# My New Carnivorous Plant Collection :D



## Yoyo_Jo (Apr 24, 2008)

My ping:






Red form of Venus Flytrap, Dionaea muscipula





Sundew, Drosera paradoxa





Sundew, Drosera venusta





Venus Flytrap, Dionaea muscipula 'B-52'





Hubby is worried that the ping is hogging all the food...:rollhappy:


----------



## Gcroz (Apr 25, 2008)

Great photos and lovely plants!

I'm just starting to love my bug eaters. I have 10 pings, all in bud, and a Venus Fly Trap about to bloom. I also have a Nepenthes that is doing nothing but grow, but of course not growing pitchers.

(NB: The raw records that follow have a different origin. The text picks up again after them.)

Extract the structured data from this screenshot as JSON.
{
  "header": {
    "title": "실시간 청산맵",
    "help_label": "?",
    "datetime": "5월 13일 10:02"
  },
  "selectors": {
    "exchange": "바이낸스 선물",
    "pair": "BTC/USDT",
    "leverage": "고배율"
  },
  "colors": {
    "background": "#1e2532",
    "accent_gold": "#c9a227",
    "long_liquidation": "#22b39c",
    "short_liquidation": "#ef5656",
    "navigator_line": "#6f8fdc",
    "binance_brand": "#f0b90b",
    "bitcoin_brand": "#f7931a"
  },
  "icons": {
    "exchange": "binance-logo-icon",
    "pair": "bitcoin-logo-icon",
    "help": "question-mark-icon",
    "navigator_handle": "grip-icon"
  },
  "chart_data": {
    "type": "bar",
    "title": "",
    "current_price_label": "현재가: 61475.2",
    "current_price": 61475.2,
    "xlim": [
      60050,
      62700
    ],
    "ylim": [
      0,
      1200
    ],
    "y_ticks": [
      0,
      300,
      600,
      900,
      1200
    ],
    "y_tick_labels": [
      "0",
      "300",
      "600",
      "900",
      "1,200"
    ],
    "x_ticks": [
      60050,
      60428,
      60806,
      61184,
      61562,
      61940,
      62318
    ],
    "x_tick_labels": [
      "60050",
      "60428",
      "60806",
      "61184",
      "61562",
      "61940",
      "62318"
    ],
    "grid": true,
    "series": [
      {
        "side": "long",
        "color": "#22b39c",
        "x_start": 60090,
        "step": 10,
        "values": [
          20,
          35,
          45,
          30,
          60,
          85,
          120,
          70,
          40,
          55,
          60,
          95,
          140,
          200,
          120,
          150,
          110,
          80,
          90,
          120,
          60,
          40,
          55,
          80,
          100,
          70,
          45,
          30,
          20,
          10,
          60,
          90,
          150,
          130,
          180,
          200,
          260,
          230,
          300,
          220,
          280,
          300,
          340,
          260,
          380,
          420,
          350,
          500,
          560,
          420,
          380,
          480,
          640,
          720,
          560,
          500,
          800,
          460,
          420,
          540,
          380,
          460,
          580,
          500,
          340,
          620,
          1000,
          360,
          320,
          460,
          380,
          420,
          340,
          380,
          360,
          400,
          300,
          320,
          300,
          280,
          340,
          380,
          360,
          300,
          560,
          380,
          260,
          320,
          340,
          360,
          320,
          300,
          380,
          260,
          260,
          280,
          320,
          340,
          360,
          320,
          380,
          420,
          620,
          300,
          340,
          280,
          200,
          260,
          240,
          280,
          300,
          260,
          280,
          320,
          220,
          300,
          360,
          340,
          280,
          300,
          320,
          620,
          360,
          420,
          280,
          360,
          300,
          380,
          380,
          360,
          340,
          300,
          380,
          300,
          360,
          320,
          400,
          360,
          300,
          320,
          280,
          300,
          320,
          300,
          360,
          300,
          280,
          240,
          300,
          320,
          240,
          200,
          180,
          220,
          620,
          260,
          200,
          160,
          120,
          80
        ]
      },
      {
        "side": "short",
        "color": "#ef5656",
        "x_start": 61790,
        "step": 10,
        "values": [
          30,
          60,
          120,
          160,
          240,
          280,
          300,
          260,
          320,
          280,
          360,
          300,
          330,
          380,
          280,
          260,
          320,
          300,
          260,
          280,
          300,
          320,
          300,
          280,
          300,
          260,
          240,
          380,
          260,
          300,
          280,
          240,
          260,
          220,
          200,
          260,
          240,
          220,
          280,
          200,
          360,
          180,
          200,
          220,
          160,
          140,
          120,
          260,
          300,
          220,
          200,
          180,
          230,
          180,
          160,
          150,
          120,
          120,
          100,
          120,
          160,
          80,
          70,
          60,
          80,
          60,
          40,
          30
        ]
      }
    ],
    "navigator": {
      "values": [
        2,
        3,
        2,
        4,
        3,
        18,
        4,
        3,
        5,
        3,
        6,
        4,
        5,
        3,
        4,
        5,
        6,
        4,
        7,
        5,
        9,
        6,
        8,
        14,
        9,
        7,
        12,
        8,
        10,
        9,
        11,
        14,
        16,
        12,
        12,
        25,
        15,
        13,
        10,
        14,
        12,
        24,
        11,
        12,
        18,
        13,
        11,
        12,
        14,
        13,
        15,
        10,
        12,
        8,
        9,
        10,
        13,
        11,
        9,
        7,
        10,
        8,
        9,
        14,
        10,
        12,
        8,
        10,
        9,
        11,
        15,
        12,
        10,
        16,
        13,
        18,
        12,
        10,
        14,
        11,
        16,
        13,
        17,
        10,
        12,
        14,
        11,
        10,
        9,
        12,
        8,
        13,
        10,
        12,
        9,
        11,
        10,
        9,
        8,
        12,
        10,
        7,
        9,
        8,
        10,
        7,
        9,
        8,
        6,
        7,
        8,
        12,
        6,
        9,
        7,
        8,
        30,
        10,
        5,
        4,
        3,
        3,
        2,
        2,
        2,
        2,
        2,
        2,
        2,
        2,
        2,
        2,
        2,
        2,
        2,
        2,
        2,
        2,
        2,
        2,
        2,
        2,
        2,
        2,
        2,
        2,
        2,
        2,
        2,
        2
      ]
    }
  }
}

They're fun plants, all of them. My plants are doing their job and eating all those pesky flies and it looks like yours are too!


----------



## NYEric (Apr 25, 2008)

Nice, but...at first I wondered where you got all the plants. [You hardly see CP's around here] Then I wondered where you got all the flies!? oke:


----------



## Yoyo_Jo (Apr 25, 2008)

NYEric said:


> Nice, but...at first I wondered where you got all the plants. [You hardly see CP's around here] Then I wondered where you got all the flies!? oke:



oke: They're _fungus gnats_; probably first came in the house a year ago on an office plant that I rescued. And they like my growing room because it has lots of nice humid places for them to live; they don't seem to be in my orchids, but they love all the seedlings I'm growing to put outdoors if we ever get spring here.

I got all the CP's at one of our greenhouses; I have never seen so many CP's in one place. I think they originated here: 
http://www.keehnscarnivores.com/Onlinesales.htm


----------



## paphioboy (Apr 25, 2008)

YoyoJo, I can see you bought the red flytrap for only $12... that's kinda cheap... N your plants still have summer leaves... flytraps here are starting to go dormant... I just bought a small green one for $3, n was advised to keep it drier for the winter... I'm so jealous you even have dionaea 'B52'...  that's the variety with the largest traps, I think... Gud growing..!


----------



## Gilda (Apr 25, 2008)

Lovely !! Your ping has dined well ! I never had any luck with the flytraps, but I love them, and the sundews ! I am green with envy over your stash !:clap:


----------